A continuous function is a type of function where small changes in the input result in small changes in the output. Put simply, the graph of a continuous function can be drawn without lifting your pen from the paper.
To understand this better, let's consider the function given in the exercise:

• The function is \( f(x) = \cos x + \tan x \).
• Both \( \cos x \) and \( \tan x \) are continuous functions on the interval \([0, \pi]\) except at the points where \( \tan x \) has vertical asymptotes.

However, within the specific interval \([0, \pi]\) considered in this exercise, \( \tan x \) does not have any discontinuities. Thus, \( f(x) = \cos x + \tan x \) is continuous on \([0, \pi]\). This is crucial because continuity on a closed interval is one of the necessary conditions for applying the Mean Value Theorem.

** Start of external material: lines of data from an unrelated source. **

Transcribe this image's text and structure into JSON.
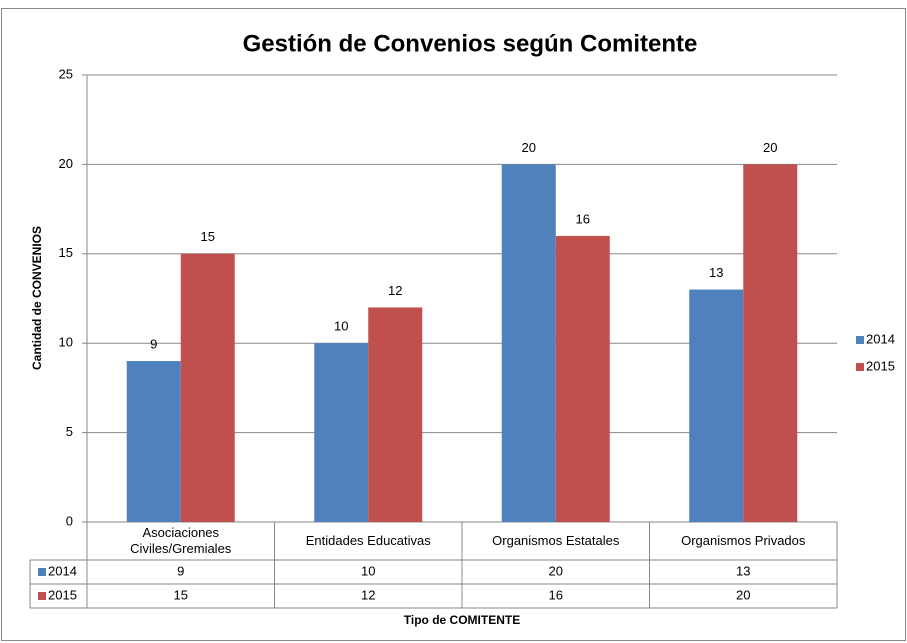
{
  "chart_data": {
    "type": "bar",
    "title": "Gestión de Convenios según Comitente",
    "y_label": "Cantidad de CONVENIOS",
    "x_label": "Tipo de COMITENTE",
    "categories": [
      "Asociaciones Civiles/Gremiales",
      "Entidades Educativas",
      "Organismos Estatales",
      "Organismos Privados"
    ],
    "series": [
      {
        "name": "2014",
        "color": "#4f81bd",
        "values": [
          9,
          10,
          20,
          13
        ]
      },
      {
        "name": "2015",
        "color": "#c0504d",
        "values": [
          15,
          12,
          16,
          20
        ]
      }
    ],
    "ylim": [
      0,
      25
    ],
    "yticks": [
      0,
      5,
      10,
      15,
      20,
      25
    ],
    "grid": true,
    "legend": "right"
  }
}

Differentiability means a function has a defined derivative at each point in its domain. A differentiable function provides us with a way to understand rates of change.
In our exercise, the function \( f(x) = \cos x + \tan x \) needs to be differentiable over the interval \((0, \pi)\).
To check for differentiability:

• The derivative of \( \cos x \) is \(-\sin x\).
• The derivative of \( \tan x \) is \( \sec^2 x \).
• Thus, \( f'(x) = -\sin x + \sec^2 x \).

Both \(-\sin x\) and \(\sec^2 x\) are well-defined in \((0, \pi)\), which means \( f(x) \) meets the differentiability requirement within this interval. This makes the Mean Value Theorem applicable in the case of our function.

Trigonometric functions like \(\cos x\) and \(\tan x\) are essential to understanding many problems in calculus. They behave in unique ways that influence their continuity and differentiability.
Key aspects include:

• \(\cos x\) is periodic with a range from -1 to 1, smooth and continuous everywhere.
• \(\tan x\) has discontinuities (vertical asymptotes) at odd multiples of \(\frac{\pi}{2}\), affecting its continuity, but not within \([0, \pi]\).

In the given exercise:

• The combination of \(\cos x\) and \(\tan x\) within the interval \([0, \pi]\) provides a function that is continuous and differentiable.

Understanding the properties of these trigonometric functions is important in evaluating when and where the Mean Value Theorem can be applied.

Solving calculus problems involves understanding the logic and tools used in calculus. The Mean Value Theorem is a fundamental concept in calculus problem solving.
When solving these types of problems:

• First, verify that the function is continuous on the closed interval and differentiable on the open interval.
• Next, compute the derivative of the function to find the rate of change.
• Then, calculate the average rate of change over the given interval.
• Finally, equate the derivative to the average rate to find the specific value of \(c\) such that \(f'(c) = \frac{f(b) - f(a)}{b-a}\).

By understanding and applying these steps properly, you'll be able to effectively tackle calculus problems involving the Mean Value Theorem, like the one studied here.